Scientists have compared variants of the novel coronavirus and the closely related 2002-03 SARS pandemic virus and found the differences in their respective infection mechanisms, an advance that partly explains why COVID-19 transmission is much more difficult to control.
The findings, published in the journal Frontiers in Molecular Biosciences, noted that both the COVID-19 virus -- SARS-CoV-2 -- and the SARS coronavirus are very similar in sequence and almost identical in structure.
However, compared to the SARS virus, which caused over 750 deaths and more than 8400 known cases of infection during the 2002-03 pandemic, the novel coronavirus has so far infected more than 103 million people across the world, killing over 2.25 million.
According to the scientists, including those from the University of Texas at El Paso in the US, some differences in the COVID-19 virus make it significantly more contagious.
"We found that because of mutations, the binding from SARS-CoV-2 to the human cell is much stronger compared with SARS-CoV," explained Lin Li, a co-author of the study from the University of Texas at El Paso.
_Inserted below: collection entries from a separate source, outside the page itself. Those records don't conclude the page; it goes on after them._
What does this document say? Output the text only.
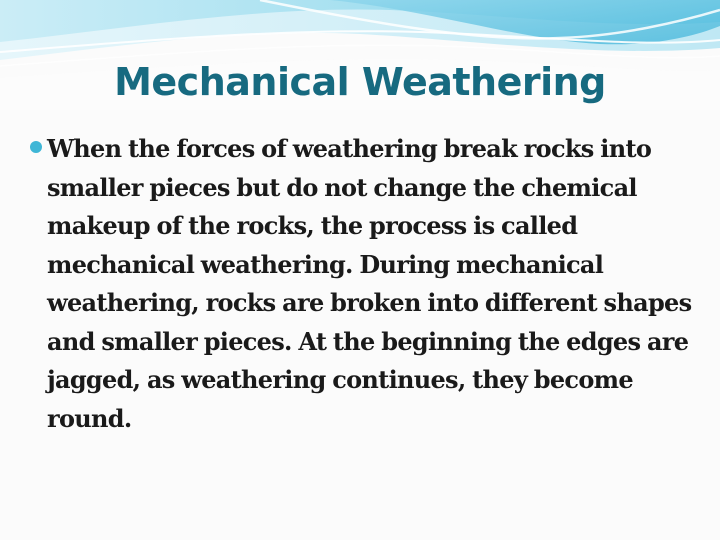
Mechanical Weathering
When the forces of weathering break rocks into smaller pieces but do not change the chemical makeup of the rocks, the process is called mechanical weathering. During mechanical weathering, rocks are broken into different shapes and smaller pieces. At the beginning the edges are jagged, as weathering continues, they become round.
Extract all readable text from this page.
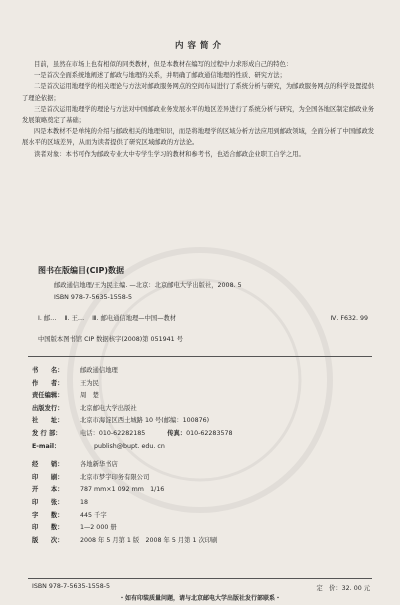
内容简介

目前，虽然在市场上也有相似的同类教材，但是本教材在编写的过程中力求形成自己的特色：

一是首次全面系统地阐述了邮政与地理的关系，并明确了邮政通信地理的性质、研究方法；

二是首次运用地理学的相关理论与方法对邮政服务网点的空间布局进行了系统分析与研究，为邮政服务网点的科学设置提供了理论依据；

三是首次运用地理学的理论与方法对中国邮政业务发展水平的地区差异进行了系统分析与研究，为全国各地区制定邮政业务发展策略奠定了基础；

四是本教材不是单纯的介绍与邮政相关的地理知识，而是将地理学的区域分析方法应用到邮政领域，全面分析了中国邮政发展水平的区域差异，从而为读者提供了研究区域邮政的方法论。

读者对象：本书可作为邮政专业大中专学生学习的教材和参考书，也适合邮政企业职工自学之用。

图书在版编目(CIP)数据
邮政通信地理/王为民主编. —北京：北京邮电大学出版社，2008. 5
ISBN 978-7-5635-1558-5
Ⅰ. 邮… Ⅱ. 王… Ⅲ. 邮电通信地理—中国—教材	Ⅳ. F632. 99
中国版本图书馆 CIP 数据核字(2008)第 051941 号
书　　名：	邮政通信地理
作　　者：	王为民
责任编辑：	周　楚
出版发行：	北京邮电大学出版社
社　　址：	北京市海淀区西土城路 10 号(邮编：100876)
发 行 部：	电话：010-62282185	传真： 010-62283578
E-mail：	publish@bupt. edu. cn
经　　销：	各地新华书店
印　　刷：	北京市梦宇印务有限公司
开　　本：	787 mm×1 092 mm　1/16
印　　张：	18
字　　数：	445 千字
印　　数：	1—2 000 册
版　　次：	2008 年 5 月第 1 版　2008 年 5 月第 1 次印刷
ISBN 978-7-5635-1558-5	定　价：32. 00 元
・如有印装质量问题，请与北京邮电大学出版社发行部联系・
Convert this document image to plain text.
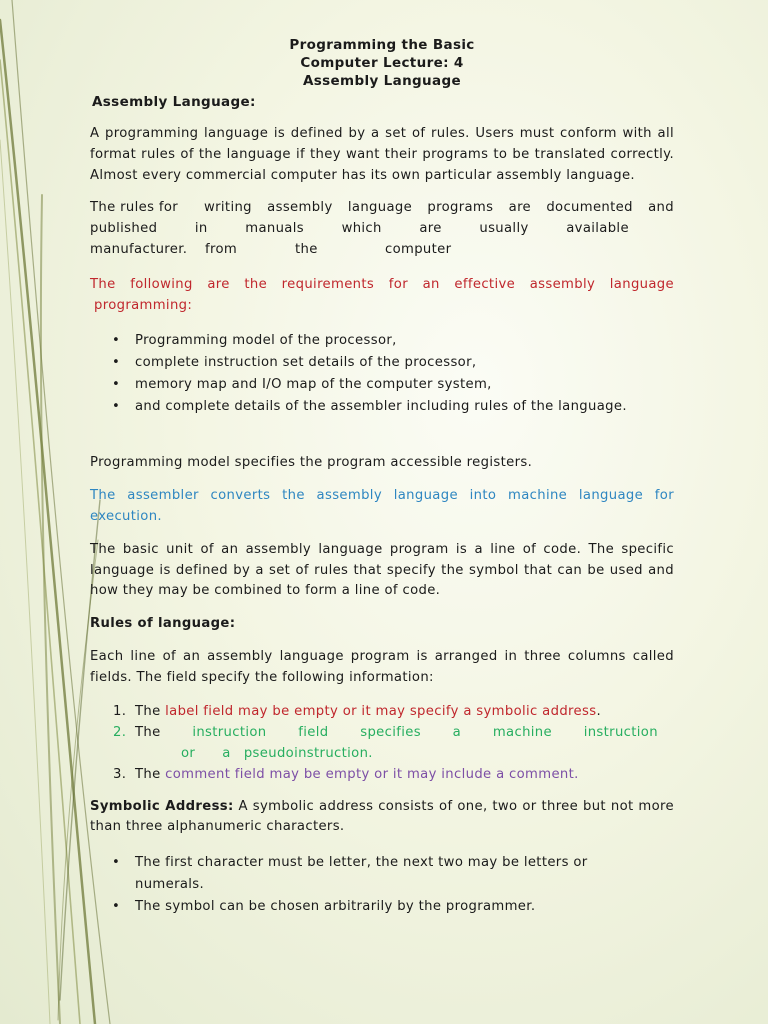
Programming the Basic

Computer Lecture: 4

Assembly Language

Assembly Language:

A programming language is defined by a set of rules. Users must conform with all format rules of the language if they want their programs to be translated correctly. Almost every commercial computer has its own particular assembly language.

The rules for	writing assembly language programs are documented and
published	in	manuals	which	are	usually	available
manufacturer.	from	the	computer
The following are the requirements for an effective assembly language
programming:
• Programming model of the processor,
• complete instruction set details of the processor,
• memory map and I/O map of the computer system,
• and complete details of the assembler including rules of the language.

Programming model specifies the program accessible registers.

The assembler converts the assembly language into machine language for execution.

The basic unit of an assembly language program is a line of code. The specific language is defined by a set of rules that specify the symbol that can be used and how they may be combined to form a line of code.

Rules of language:

Each line of an assembly language program is arranged in three columns called fields. The field specify the following information:

1. The label field may be empty or it may specify a symbolic address.
2. The instruction field specifies a machine instruction
or a pseudoinstruction.
3. The comment field may be empty or it may include a comment.

Symbolic Address: A symbolic address consists of one, two or three but not more than three alphanumeric characters.

• The first character must be letter, the next two may be letters or numerals.
• The symbol can be chosen arbitrarily by the programmer.
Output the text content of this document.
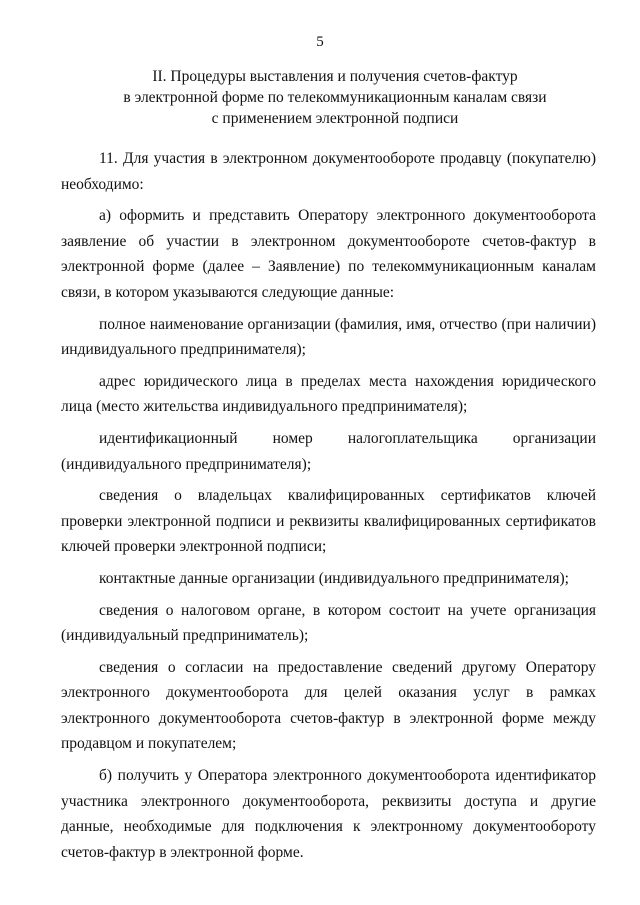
5
II. Процедуры выставления и получения счетов-фактур
в электронной форме по телекоммуникационным каналам связи
с применением электронной подписи

11. Для участия в электронном документообороте продавцу (покупателю) необходимо:

а) оформить и представить Оператору электронного документооборота заявление об участии в электронном документообороте счетов-фактур в электронной форме (далее – Заявление) по телекоммуникационным каналам связи, в котором указываются следующие данные:

полное наименование организации (фамилия, имя, отчество (при наличии) индивидуального предпринимателя);

адрес юридического лица в пределах места нахождения юридического лица (место жительства индивидуального предпринимателя);

идентификационный номер налогоплательщика организации

(индивидуального предпринимателя);

сведения о владельцах квалифицированных сертификатов ключей проверки электронной подписи и реквизиты квалифицированных сертификатов ключей проверки электронной подписи;

контактные данные организации (индивидуального предпринимателя);

сведения о налоговом органе, в котором состоит на учете организация (индивидуальный предприниматель);

сведения о согласии на предоставление сведений другому Оператору электронного документооборота для целей оказания услуг в рамках электронного документооборота счетов-фактур в электронной форме между продавцом и покупателем;

б) получить у Оператора электронного документооборота идентификатор участника электронного документооборота, реквизиты доступа и другие данные, необходимые для подключения к электронному документообороту счетов-фактур в электронной форме.
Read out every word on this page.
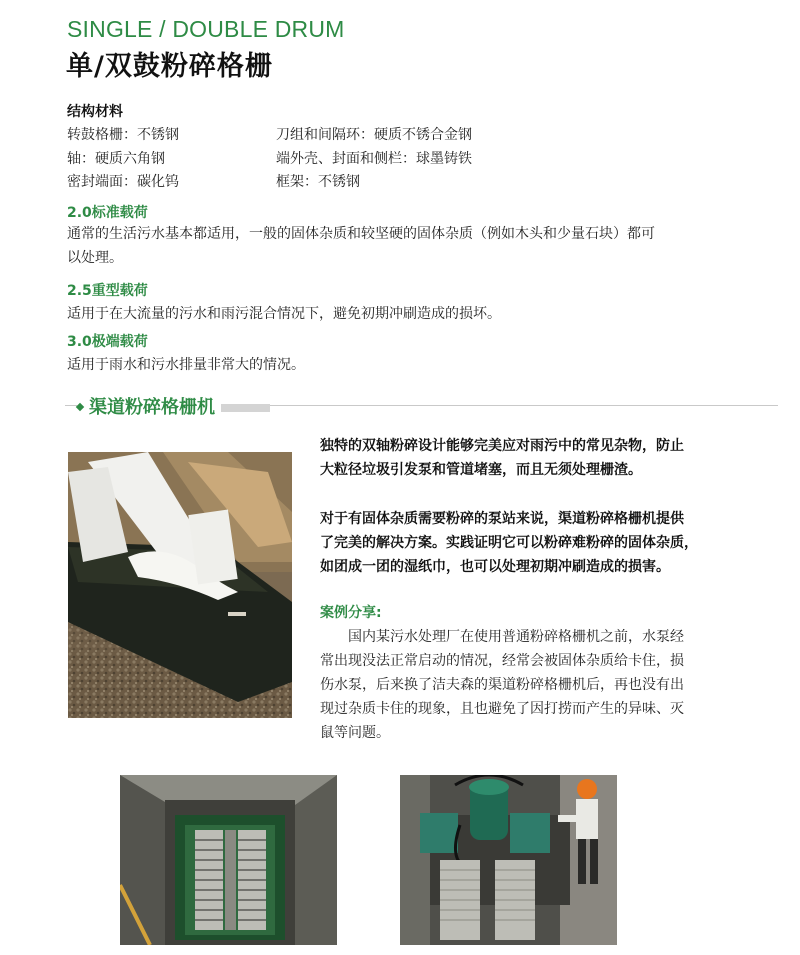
SINGLE / DOUBLE DRUM
单/双鼓粉碎格栅
结构材料
转鼓格栅：不锈钢
轴：硬质六角钢
密封端面：碳化钨
刀组和间隔环：硬质不锈合金钢
端外壳、封面和侧栏：球墨铸铁
框架：不锈钢
2.0标准载荷
通常的生活污水基本都适用，一般的固体杂质和较坚硬的固体杂质（例如木头和少量石块）都可
以处理。
2.5重型载荷
适用于在大流量的污水和雨污混合情况下，避免初期冲刷造成的损坏。
3.0极端载荷
适用于雨水和污水排量非常大的情况。
渠道粉碎格栅机
独特的双轴粉碎设计能够完美应对雨污中的常见杂物，防止
大粒径垃圾引发泵和管道堵塞，而且无须处理栅渣。
对于有固体杂质需要粉碎的泵站来说，渠道粉碎格栅机提供
了完美的解决方案。实践证明它可以粉碎难粉碎的固体杂质，
如团成一团的湿纸巾，也可以处理初期冲刷造成的损害。
案例分享:
　　国内某污水处理厂在使用普通粉碎格栅机之前，水泵经
常出现没法正常启动的情况，经常会被固体杂质给卡住，损
伤水泵，后来换了洁夫森的渠道粉碎格栅机后，再也没有出
现过杂质卡住的现象，且也避免了因打捞而产生的异味、灭
鼠等问题。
Li believes the mutation could be one of the reasons why the novel coronavirus is spreading much faster and is difficult to control.
"SARS-CoV-2 also uses a much smarter strategy to attack the human cell than SARS-CoV," he said.
According to the scientists, when the SARS virus infects or binds to the human cell, it uses several key amino acid molecules, or residues, part of its proteins to do so.
In comparison, they said the novel coronavirus uses more such molecules, "making it more robust and easier to completely hijack the human cell."
"We identified the most important residues for SARS-CoV-2 to bind to the human cell. This type of data is key for drug development to cure or treat infections caused by these types of viruses," Li said.
The researchers also specifically analysed one of the main proteins in both the viruses -- the spike protein which enables them to infect cells.
They found that between the novel coronavirus and the SARS virus there is a change in mechanism of the section of the spike protein which binds to human cells.
"The binding domain needs to flip out so that it can bind to the human cell, but we found some strange mutations that happened. Like the hinge of a door, the binding domain may affect the flip mechanism of SARS-CoV-2," Li explained.
He believes this may make the virus more flexible, making it easier to bind to the human cell.
"This type of data is key for drug development to cure or treat infections caused by these types of viruses. These fundamental rules and features can also be used for future disease control when perhaps 10 years from now, there's a SARS-CoV-3 or 4," Li added.